The existing Act prohibits a person from offering estate agency services whilst not in possession of a Fidelity Fund Certificate (FFC). The act goes on to state that a person who is not in possession of a current FFC is not entitled to a commission.
The new Bill preserves the spirit of the existing Act in this regard and goes one step further in requiring that any remuneration earned by a property practitioner whilst not in possession of an FFC must be refunded to the person who provided the remuneration upon demand.
The local property agent mentioned that three new additions to section 49 which deals which deal with instances in which a property practitioner has disqualified automatically from being issued an FFC from the authority and thereby prohibited from trading lawfully.
“The first is the requirement to be in possession of a tax clearance certificate. It is highly unfair and probably not legally sustainable to disqualify a person from being issued with an FFC where they have a genuine dispute with SARS, and therefore cannot obtain a tax clearance.
Secondly, being on the Treasury tender defaulters list as a provider (even as a director, member, trustee, partner, or shareholder) is now an instance for disqualification. The practicality of this provision is questioned as it will be very difficult for the authority to determine who the shareholders of public companies on that list are.
Thirdly, a property practitioner who is not is possession of a BEE certificate is automatically disqualified. This provision is unlikely to remain in its current form as the new schedules to the BBB-EE Act deem an enterprise with an annual turnover of less than R10 million to be an “exempt micro-enterprise” (“EME”). Such EME is not permitted to be issued with a BEE certificate, even if it required one.”

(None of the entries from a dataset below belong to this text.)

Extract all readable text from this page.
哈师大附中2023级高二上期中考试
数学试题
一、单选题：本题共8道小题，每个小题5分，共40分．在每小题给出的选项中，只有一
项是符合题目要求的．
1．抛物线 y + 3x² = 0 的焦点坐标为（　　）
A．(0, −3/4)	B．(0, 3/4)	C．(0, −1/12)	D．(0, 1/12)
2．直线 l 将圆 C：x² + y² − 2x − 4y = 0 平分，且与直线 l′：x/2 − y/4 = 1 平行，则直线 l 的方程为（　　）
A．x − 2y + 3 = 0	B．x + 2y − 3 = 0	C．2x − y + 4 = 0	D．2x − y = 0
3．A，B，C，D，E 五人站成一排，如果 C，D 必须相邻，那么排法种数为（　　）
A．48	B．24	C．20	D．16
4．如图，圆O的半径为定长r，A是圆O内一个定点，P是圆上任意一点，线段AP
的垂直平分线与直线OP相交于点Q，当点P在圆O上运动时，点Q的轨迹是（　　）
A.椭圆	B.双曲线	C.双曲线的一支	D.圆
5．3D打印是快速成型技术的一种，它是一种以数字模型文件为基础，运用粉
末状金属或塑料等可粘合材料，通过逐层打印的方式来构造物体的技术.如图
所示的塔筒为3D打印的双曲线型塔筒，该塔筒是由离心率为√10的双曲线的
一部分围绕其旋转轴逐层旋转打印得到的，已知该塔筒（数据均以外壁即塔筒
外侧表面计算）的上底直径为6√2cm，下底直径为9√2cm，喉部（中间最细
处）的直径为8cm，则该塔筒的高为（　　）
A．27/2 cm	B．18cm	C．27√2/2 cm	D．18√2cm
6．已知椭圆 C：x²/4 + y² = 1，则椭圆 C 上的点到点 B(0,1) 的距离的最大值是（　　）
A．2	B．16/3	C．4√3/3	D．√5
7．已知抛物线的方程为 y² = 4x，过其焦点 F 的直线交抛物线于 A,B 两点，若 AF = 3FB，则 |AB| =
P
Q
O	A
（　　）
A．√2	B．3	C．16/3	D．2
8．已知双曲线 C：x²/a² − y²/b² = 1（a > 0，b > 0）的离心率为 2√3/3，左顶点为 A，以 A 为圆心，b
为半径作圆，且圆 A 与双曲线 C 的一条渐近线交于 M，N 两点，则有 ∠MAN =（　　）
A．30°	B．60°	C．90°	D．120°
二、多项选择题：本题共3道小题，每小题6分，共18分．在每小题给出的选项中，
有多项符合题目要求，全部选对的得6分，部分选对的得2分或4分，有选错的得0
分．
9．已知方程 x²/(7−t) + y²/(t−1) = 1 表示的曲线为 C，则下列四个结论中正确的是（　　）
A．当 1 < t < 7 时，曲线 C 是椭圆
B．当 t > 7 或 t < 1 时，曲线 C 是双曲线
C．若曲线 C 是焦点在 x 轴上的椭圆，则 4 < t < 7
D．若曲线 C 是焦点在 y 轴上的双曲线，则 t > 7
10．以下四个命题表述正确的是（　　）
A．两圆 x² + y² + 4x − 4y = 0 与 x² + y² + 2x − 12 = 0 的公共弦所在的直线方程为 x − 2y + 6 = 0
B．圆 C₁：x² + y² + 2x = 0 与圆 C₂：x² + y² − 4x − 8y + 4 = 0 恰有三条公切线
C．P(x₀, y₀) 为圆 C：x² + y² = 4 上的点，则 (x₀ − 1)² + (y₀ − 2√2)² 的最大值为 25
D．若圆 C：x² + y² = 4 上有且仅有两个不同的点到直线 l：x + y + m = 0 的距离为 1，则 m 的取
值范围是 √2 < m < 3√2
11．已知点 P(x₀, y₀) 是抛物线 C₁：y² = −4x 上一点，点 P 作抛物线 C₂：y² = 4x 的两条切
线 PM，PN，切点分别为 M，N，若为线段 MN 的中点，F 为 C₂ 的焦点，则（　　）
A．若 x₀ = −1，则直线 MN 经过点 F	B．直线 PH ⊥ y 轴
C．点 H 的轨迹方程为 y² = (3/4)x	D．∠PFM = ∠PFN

Property practitioners may not accept a mandate to sell or let a property without a mandatory disclosure from the seller or landlord. This applies to both commercial and residential properties.
The signed mandatory disclosure will form part of the sale or lease agreement. If a written mandatory disclosure is not included, then the agreement will be interpreted as if no defects or deficiencies were disclosed.”
He concluded by stating “We await an additional revision of the Bill in due course as the property sector is still contributing more commentary and input.”.